Marc R. DeVore and Alexander Mertens of Foreign Policy report that key weapons are running out as Moscow tries to mobilize ever more labor and resources. They write:
Now that Donald Trump is returning to a second term as U.S. president, ascertaining the true state of Russia’s war economy is more important than ever. Trump’s advisors believe that Ukraine must settle for peace by whatever means necessary “to stop the killing.” Implicit in this argument is the view that Russia has the ability to sustain the war for many years to come. On close examination of the evidence, however, the narrative that Russia has the resources to prevail if it so chooses does not hold.
The apparent resilience of the Russian economy has confounded many strategists who expected Western sanctions to paralyze Moscow’s war effort against Ukraine. Russia continues to export vast quantities of oil, gas, and other commodities—the result of sanctions evasion and loopholes deliberately designed by Western policymakers to keep Russian resources on world markets. So far, clever macroeconomic management, particularly by Russian Central Bank Governor Elvira Nabiullina, has enabled the Kremlin to keep the Russian financial system in relative health. […]
Despite these accomplishments, Russia’s war economy is heading toward an impasse. Signs that the official data masks severe economic strains brought on by both war and sanctions have become increasingly apparent. No matter how many workers it tries to shift to the defense industry, the Kremlin cannot expand production fast enough to replace weapons at the rate they are being lost on the battlefield. Already, about around half of all artillery shells used by Russia in Ukraine are from North Korean stocks. At some point in the second half of 2025, Russia will face severe shortages in several categories of weapons.

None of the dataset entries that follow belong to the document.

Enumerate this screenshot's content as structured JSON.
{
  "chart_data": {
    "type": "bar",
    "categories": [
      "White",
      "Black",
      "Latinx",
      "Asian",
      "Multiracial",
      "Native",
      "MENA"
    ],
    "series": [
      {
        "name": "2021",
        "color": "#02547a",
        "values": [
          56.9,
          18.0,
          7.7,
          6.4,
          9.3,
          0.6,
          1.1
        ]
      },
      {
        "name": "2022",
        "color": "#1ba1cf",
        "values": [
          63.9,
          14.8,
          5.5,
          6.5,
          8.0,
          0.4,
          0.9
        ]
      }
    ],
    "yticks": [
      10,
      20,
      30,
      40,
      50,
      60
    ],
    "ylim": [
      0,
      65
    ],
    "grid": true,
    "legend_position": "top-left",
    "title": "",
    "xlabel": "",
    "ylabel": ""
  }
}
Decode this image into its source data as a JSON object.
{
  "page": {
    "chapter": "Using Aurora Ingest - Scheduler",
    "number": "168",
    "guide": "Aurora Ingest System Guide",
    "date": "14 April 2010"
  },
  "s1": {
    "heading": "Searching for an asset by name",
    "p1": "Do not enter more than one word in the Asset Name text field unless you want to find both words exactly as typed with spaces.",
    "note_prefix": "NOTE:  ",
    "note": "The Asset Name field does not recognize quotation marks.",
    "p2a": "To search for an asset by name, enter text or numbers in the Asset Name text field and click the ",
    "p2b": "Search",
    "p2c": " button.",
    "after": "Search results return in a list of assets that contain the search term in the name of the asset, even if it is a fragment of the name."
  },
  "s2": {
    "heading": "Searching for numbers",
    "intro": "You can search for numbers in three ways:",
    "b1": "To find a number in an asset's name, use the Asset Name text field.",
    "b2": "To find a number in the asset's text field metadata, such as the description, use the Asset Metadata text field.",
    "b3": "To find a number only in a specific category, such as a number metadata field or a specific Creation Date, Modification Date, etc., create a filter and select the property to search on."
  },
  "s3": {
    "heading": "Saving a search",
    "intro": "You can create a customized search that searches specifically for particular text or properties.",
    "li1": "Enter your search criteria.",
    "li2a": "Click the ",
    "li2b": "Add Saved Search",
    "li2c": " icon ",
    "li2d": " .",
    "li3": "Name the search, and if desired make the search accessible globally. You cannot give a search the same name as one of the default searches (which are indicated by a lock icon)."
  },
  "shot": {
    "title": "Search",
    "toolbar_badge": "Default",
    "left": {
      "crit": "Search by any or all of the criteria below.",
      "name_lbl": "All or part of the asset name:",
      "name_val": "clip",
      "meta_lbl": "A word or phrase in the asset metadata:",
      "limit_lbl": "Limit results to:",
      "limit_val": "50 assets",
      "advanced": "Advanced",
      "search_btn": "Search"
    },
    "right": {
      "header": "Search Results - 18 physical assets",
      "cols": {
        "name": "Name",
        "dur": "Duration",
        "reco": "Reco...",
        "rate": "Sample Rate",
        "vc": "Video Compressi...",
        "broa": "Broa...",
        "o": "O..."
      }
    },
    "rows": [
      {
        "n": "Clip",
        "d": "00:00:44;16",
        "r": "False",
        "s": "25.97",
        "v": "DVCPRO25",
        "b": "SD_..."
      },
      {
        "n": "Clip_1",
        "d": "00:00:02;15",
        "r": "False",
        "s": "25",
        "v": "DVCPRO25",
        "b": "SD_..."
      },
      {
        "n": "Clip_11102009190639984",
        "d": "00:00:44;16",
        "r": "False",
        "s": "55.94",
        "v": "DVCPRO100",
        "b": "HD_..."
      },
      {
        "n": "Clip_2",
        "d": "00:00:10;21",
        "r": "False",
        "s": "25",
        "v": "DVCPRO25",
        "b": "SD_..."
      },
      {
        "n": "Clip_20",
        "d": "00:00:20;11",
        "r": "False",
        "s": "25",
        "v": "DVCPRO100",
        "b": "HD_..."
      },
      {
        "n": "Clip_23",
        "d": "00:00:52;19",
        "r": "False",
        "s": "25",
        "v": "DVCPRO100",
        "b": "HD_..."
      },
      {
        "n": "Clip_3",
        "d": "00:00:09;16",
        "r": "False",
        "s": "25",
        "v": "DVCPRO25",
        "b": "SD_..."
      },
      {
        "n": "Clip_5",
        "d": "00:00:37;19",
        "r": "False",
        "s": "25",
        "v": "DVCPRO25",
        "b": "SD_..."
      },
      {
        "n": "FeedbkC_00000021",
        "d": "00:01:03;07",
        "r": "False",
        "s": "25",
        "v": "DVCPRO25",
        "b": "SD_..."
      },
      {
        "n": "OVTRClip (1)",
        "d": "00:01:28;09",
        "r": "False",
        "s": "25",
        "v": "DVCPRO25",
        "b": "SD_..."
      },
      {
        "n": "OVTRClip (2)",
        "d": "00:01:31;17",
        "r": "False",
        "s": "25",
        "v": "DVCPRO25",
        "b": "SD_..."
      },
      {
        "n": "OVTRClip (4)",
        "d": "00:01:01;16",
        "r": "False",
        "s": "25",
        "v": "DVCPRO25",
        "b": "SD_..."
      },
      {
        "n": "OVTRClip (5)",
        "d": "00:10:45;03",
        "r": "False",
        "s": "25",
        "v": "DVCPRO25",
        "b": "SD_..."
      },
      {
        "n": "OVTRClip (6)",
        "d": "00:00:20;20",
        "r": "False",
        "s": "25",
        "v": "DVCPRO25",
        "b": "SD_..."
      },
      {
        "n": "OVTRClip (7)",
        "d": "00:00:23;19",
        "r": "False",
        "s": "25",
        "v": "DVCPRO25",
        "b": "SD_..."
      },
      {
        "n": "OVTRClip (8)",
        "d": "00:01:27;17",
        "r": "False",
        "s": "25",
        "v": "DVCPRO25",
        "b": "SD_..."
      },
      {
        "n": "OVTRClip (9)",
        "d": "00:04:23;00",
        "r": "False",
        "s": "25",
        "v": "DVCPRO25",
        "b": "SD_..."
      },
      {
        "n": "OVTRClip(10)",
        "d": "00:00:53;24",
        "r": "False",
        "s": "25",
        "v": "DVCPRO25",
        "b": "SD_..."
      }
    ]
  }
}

Perhaps foremost among Russia’s arms bottlenecks is its inability to replace large-caliber cannons. According to open-source researchers using video documentation, Russia has been losing more than 100 tanks and roughly 220 artillery pieces per month on average. Producing tank and artillery barrels requires rotary forges—massive pieces of engineering weighing 20 to 30 tons each—that can each produce only about 10 barrels a month. Russia only possesses two such forges. […]
Some important lessons emerge. First, Russia’s economy cannot indefinitely sustain its war against Ukraine. Labor and production bottlenecks will condemn Russia to defeat as long as Ukraine’s allies sustain it beyond the second half of 2025. Contrary to the myth of infinite Russian resources, the Kremlin’s armies are far from unbeatable. But Russia’s defeat demands a level of Western patience and commitment that a combination of vacillating Western leaders and volatile domestic politics renders questionable. […]
However Russia ends its current war, the country’s economic realities alone will generate new forms of insecurity for Europe. Far-sighted policymakers should focus on mitigating these future threats, even as they focus on how the current round of fighting in Ukraine will end.